Male: My name is Brian Hayes. I’m the Gameplay Producer in Fight Night Round 4.
As far as improvement to the physics system from Round 3 to Round 4, from Fight Night Round 3, physics really only came into play when a fighter got knocked down.
In Fight Night Round 3, because the boxer moving with somewhat slow in robotic, you often found that the gameplay degraded into two guys standing into front of each other and just trading blows. So there was always an invisible blow between each boxer. They would never allow any boxer to get very close together because there is the excessive flipping of arms passing through heads and bodies and torsos. With the new physics based gameplay engine in Fight Night Round 4, you can get those guys get really up close and personal, so they can really stand head to head and exchange blows at close range. And that brings a lot of strategic depth and variety to the gameplay.
One of the big things for Fight Night Round 3 was the strength of each punch was determined by how far you wham back the analog sticks. It was really a game about hit or miss, there were no glancing blows. It was a game of feat rather than the game of inches or millimeters. The difference of an inch or a millimeter makes all the difference in the world in the real sport and in our game.
With the physics based gameplay engine in Fight Night Round 4, the strength of each punch is determined by how it hits the target. So there’s clean punches there’s glancing blows there’s punches that are partially deflected and there’s punches that miss all together.
Definitely a big focus for us has been the speed of combination punching. In Fight Night Round 3 the combinations were sometimes a little bit slow and a little bit unresponsive. So we’ve really been focus on given the use of the ability to throw combinations like an elite championship level boxing.
Boxing is a sport about hitting and not getting hit. Not hitting and standing in front of your opponent and trying to swat his punch into the air so you can paralyze him for two seconds. So for Fight Night Round 4, we’re really focusing on defense of head movement and defense of footwork so you can step to the side and move your head to make your opponent miss and then make him pay.

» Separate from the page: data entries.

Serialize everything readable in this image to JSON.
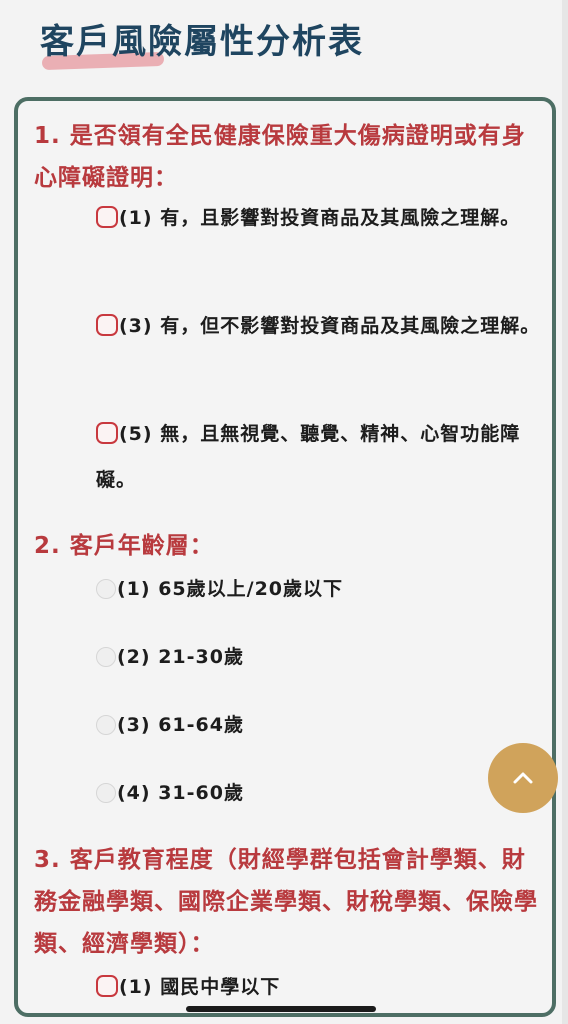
{
  "page_title": "客戶風險屬性分析表",
  "questions": [
    {
      "label": "1. 是否領有全民健康保險重大傷病證明或有身心障礙證明：",
      "options": [
        "(1) 有，且影響對投資商品及其風險之理解。",
        "(3) 有，但不影響對投資商品及其風險之理解。",
        "(5) 無，且無視覺、聽覺、精神、心智功能障礙。"
      ]
    },
    {
      "label": "2. 客戶年齡層：",
      "options": [
        "(1) 65歲以上/20歲以下",
        "(2) 21-30歲",
        "(3) 61-64歲",
        "(4) 31-60歲"
      ]
    },
    {
      "label": "3. 客戶教育程度（財經學群包括會計學類、財務金融學類、國際企業學類、財稅學類、保險學類、經濟學類）：",
      "options": [
        "(1) 國民中學以下"
      ]
    }
  ],
  "scroll_top_icon": "chevron-up-icon",
  "colors": {
    "title": "#1f4560",
    "question": "#b83a3e",
    "card_border": "#4d6e64",
    "scroll_button": "#d0a35b"
  }
}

The knockout moment in Fight Night Round 3 was a big moment, it was actually really fun to see, really fun to watch but it was very repetitive, a canned animation effect that happened every single time. With the physics based gameplay engine we’re actually using physics to drive the face of distortion and all the effects that happen. When you see that big punch, no two punches will look the same in that respect, it’s gonna look different everytime based on the angle, the speed, and the power of the punch, and where it lands in the guys face it’ll create a dynamic effect each and everytime.
The sweat, the blood spray, the spit in Fight Night Round 4, big step up from Fight Night Round 3 where you saw very repetetive, very canned visual effects. In Round 4, we’re using physics once again to drive those effects so that they are different and they’re dynamic and they’re unique at the same time. So each time you punch a guy, again it takes to new account, the direction, the speed and the force of each punch and it drives the sweat spray off its head in a realistic manner.
So take in everything together, what we’re really trying to deliver is the most realistic simulation in sport of boxing ever in a video game. In Fight Night Round 3 you saw very scripted, very repetetive experience where people stood in front of each other, try to swat their punch into the air and counterpunch. In Fight Night Round 4, you’ll see a much more fluid natural game with footwork, head movement, people making each other miss and making them pay.